More recent studies have clearly shown that rodents with mPFC lesions are perfectly capable of learning the spatial non-match to place rule (e.g. Touzani et al., 2007), and can perform perfectly well even at longer delays (Gisquet-Verrier and Delatour, 2006). Indeed, Gisquet-Verrier and Delatour (2006, p. 585) have suggested that the mPFC “is not directly involved in the short-term maintenance of specific information but is implicated when changes, such as the sudden introduction of a delay or exposure to unexpected interfering events, alter the initial situation” (see also Touzani et al., 2007). This is in obvious TAME to the robust and lasting spatial working memory impairments that have been observed following lesions of the septo-hippocampal formation, or following GluR-A deletion (e.g. Deacon et al., 2002; Reisel et al., 2002).
To summarise, GluR-A−/− mice exhibit a profound and lasting impairment of hippocampus-dependent spatial working memory but, at the same time, display unimpaired hippocampus-dependent spatial reference memory. The GluR-A−/− mice are as impaired as hippocampal-lesioned mice on spatial working memory tasks, but at the same time, they are as proficient as control animals on tests of spatial reference memory. These findings suggest that distinct molecular pathways support different aspects of hippocampal information processing. They also pose a conundrum: Why does an impaired spatial working memory system not impinge upon spatial reference memory performance? For example, why does a memory of what happened on the previous trial not aid the mice on the present trial during spatial reference memory acquisition on the radial maze or Y-maze? Similarly, why does a memory of where the animal has just searched not help adventitious roots be more efficient in finding the platform during spatial reference memory performance in the fixed-location, hidden platform, watermaze task? Any psychological account of the role of GluR-A in hippocampal function not only needs to explain the spatial working memory impairment in the GluR-A−/− mice but, equally importantly, must also explain why this impairment has no consequences for spatial reference memory acquisition or performance.

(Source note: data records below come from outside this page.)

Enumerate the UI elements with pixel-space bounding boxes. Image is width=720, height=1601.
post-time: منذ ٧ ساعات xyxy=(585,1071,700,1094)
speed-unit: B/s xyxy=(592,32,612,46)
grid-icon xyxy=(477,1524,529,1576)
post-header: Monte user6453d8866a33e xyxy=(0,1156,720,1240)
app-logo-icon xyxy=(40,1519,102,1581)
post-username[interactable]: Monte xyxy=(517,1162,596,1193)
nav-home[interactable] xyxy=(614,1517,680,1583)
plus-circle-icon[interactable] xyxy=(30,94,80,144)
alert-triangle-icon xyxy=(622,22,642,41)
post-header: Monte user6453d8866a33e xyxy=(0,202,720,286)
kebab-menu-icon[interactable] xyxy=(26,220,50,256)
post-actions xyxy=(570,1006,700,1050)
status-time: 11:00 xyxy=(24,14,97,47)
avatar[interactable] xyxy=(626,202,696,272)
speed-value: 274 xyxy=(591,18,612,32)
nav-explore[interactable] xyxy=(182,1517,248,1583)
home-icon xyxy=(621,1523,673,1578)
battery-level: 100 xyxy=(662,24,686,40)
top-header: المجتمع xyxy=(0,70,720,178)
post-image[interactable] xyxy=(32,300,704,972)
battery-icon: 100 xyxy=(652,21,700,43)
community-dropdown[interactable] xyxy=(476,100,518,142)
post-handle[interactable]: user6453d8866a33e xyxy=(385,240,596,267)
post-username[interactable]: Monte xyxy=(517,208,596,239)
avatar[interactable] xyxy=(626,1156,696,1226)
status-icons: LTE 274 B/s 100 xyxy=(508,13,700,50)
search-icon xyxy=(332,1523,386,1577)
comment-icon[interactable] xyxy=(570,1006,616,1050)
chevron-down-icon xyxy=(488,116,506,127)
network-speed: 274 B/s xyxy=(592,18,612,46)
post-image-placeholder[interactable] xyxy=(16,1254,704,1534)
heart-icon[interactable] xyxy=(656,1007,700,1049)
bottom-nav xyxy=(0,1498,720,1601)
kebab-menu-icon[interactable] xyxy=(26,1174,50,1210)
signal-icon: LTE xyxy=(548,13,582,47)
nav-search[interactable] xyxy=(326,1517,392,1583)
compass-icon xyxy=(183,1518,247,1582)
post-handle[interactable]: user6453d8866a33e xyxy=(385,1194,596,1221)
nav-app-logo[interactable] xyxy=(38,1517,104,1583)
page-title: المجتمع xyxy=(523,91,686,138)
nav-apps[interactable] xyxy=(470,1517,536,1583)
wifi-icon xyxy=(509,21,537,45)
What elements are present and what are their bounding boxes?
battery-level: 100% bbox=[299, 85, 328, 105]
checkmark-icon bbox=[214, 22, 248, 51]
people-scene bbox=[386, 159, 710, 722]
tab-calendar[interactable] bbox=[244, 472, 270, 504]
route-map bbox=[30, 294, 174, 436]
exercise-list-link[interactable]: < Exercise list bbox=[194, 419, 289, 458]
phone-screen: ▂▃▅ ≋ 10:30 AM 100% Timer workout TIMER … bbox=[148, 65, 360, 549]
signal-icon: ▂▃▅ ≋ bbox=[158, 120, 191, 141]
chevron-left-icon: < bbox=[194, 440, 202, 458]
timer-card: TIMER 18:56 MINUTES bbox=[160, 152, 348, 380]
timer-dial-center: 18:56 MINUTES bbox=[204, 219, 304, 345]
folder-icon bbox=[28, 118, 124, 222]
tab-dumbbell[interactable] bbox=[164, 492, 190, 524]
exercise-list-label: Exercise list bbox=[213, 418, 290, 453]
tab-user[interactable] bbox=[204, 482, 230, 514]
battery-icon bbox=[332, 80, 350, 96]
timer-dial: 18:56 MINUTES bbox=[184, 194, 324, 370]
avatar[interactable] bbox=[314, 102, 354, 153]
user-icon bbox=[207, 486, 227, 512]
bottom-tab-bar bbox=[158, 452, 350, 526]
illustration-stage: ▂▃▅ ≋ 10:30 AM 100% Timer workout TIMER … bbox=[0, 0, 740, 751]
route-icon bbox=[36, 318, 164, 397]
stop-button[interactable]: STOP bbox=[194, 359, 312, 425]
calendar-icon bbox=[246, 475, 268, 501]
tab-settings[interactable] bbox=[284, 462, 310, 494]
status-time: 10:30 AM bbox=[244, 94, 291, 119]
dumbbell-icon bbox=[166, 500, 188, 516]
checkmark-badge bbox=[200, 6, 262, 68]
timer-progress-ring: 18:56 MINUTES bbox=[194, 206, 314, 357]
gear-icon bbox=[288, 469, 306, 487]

We have previously suggested that the pattern of impaired spatial working memory but spared spatial reference memory observed with GluR-A−/− mice could be accounted for by an increased susceptibility to within-session proactive interference (Schmitt et al., 2004a; Bannerman et al., 2006). Proactive interference arises when previous reinforcement or response histories conflict with the response requirements of the current trial. An increased susceptibility to proactive interference would be expected to result in impairments on spatial working memory tasks where responding is governed by information relevant to only one trial. For example, during spatial non-matching to place (rewarded alternation) testing on the T-maze, a memory of a previous trial's different sample or choice response might interfere with memory for the present sample, or with the generation of the appropriate choice of response to it. However, in contrast, no impairment would be expected on spatial reference memory tasks where previous and current schedules of reinforcement or responding are congruent. Any tendency to recall correct responses on previous trials would simply increase the likelihood of making another, identical, correct response. We have previously suggested that GluR-A-dependent processing may contribute to reducing interference from trial to trial on working memory tasks (Schmitt et al., 2004a).